Alljährlich bekommt die Freie Theaterszene in Köln ihr kleines Ungenügend ins ästhetische Abschlusszeugnis geschrieben. Immer dann, wenn das Impulse-Theaterfestival sein Programm veröffentlicht und wieder mal keine Kölner Gruppe dabei ist. Der Frust entlädt sich dann entweder auf die Programmmacher oder auf die Kulturpolitik und Förderbedingungen der Stadt. In solch einer Situation ist es angebracht, das lehrt gerade die Politik, einen Ausschuss, eine Kommission oder eine Initiative zu gründen. Vor den Sommerferien riefen deshalb 60 freie Theaterhäuser, Ensembles und Theaterschaffende in Köln die Initiative Freies Theater Köln (IFT Köln) ins Leben. Sie soll als Dachorganisation die Anliegen der Künstler und Künstlerinnen endlich an der richtigen politischen Stelle vorbringen.
In Sachen Initiativen war Köln Avantgarde. Immerhin gründete sich 1979 auf Anregung von Jürgen Flimm, dem damaligen Intendanten des Schauspiels, die Kölner Theaterkonferenz. Ihr gehörten damals nicht nur das städtische Schauspiel, sondern zahlreiche freie Gruppen und Häuser an. Ihr Anliegen: Die Interessen der Theater der Politik gegenüber besser zu vertreten. Zur Kölner Initiativengeschichte gehört allerdings auch, dass es immer wieder Abspaltungen gegeben hat; dann wieder zeterte der Tanz angesichts der Schauspiel- und Performance-Übermacht. Nicht zuletzt wurden Intrigen ins Werk gesetzt, um missliebige Vorstände in die Wüste zu schicken.

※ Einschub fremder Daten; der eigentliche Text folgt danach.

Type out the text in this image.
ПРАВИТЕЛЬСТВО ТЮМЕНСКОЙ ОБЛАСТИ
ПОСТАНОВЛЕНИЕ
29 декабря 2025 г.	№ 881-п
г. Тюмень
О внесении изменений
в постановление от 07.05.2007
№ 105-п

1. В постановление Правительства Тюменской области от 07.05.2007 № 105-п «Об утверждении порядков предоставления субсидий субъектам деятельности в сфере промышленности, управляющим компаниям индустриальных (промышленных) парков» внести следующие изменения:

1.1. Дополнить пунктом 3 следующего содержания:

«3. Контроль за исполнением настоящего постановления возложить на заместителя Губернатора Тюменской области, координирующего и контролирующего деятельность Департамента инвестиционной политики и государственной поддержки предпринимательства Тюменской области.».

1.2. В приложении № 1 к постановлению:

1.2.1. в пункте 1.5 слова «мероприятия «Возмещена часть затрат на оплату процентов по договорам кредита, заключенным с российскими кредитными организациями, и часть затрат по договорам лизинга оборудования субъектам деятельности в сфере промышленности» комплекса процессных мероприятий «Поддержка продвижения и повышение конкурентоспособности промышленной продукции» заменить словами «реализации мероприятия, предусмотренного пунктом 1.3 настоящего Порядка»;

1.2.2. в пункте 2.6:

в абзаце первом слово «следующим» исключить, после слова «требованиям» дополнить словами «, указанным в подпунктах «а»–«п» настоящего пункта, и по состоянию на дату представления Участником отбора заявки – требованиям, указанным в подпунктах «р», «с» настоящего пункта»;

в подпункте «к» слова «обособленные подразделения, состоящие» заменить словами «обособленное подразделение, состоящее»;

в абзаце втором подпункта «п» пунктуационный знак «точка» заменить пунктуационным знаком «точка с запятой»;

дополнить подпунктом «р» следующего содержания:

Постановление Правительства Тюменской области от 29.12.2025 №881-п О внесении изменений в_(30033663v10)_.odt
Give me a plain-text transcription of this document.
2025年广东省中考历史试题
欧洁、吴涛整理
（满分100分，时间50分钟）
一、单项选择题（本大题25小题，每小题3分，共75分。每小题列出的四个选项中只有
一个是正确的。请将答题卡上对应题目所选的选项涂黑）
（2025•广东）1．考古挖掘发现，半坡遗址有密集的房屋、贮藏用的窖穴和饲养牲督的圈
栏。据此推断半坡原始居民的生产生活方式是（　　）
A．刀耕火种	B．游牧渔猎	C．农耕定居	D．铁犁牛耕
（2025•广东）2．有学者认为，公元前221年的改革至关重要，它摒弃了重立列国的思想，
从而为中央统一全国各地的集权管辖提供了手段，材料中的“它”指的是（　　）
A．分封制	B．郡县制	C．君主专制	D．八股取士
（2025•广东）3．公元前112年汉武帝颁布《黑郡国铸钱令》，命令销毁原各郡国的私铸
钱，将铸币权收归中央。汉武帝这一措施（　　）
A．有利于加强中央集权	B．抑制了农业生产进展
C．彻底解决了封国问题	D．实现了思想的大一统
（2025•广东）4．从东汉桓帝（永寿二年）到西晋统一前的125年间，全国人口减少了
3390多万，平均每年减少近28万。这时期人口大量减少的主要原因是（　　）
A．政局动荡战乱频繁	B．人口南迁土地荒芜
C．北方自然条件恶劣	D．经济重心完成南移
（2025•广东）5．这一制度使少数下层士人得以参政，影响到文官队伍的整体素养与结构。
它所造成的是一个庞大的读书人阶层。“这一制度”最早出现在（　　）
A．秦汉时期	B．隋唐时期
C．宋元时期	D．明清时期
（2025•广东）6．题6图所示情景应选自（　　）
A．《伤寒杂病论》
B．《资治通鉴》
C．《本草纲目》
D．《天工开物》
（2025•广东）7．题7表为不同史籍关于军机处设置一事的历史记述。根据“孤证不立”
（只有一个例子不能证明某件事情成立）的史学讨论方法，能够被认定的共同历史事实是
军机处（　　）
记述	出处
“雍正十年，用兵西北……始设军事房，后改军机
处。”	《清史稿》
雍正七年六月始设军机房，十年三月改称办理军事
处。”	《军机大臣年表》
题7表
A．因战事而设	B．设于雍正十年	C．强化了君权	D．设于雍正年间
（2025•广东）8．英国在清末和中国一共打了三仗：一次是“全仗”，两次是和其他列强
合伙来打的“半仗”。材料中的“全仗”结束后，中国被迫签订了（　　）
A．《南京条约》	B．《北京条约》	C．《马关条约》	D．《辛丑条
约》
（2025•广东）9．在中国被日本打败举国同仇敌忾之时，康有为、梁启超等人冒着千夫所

Die Schlagkraft der neuen IFT Köln soll daher rühren, dass bisher getrennt agierenden Initiativen wie die Theaterkonferenz und ihr Konkurrent Plattform Kölner Theater nun gemeinsam vorgehen wollen und dabei die noch nicht Organisierten gleich mit eingesammelt wurden. Ihre Ziele aber, so scheint es, haben sich in all den Jahren nicht grundlegend geändert. Sie umfassen die Forderungen nach mehr Geld, nach besseren Proben- und Aufführungsmöglichkeiten, nach bedarfsgerechter Ausgestaltung der Förderinstrumente und überregionale Sichtbarkeit. Ein Arbeitskreis soll eine Online-Umfrage entwickeln, bevor im Oktober das nächste große Treffen stattfindet. Ob die Politik in Stadt, Land und Bund willfähriger wird, darf bezweifelt werden. Vermutlich muss aber jede Generation ihre eigene Initiative gründen.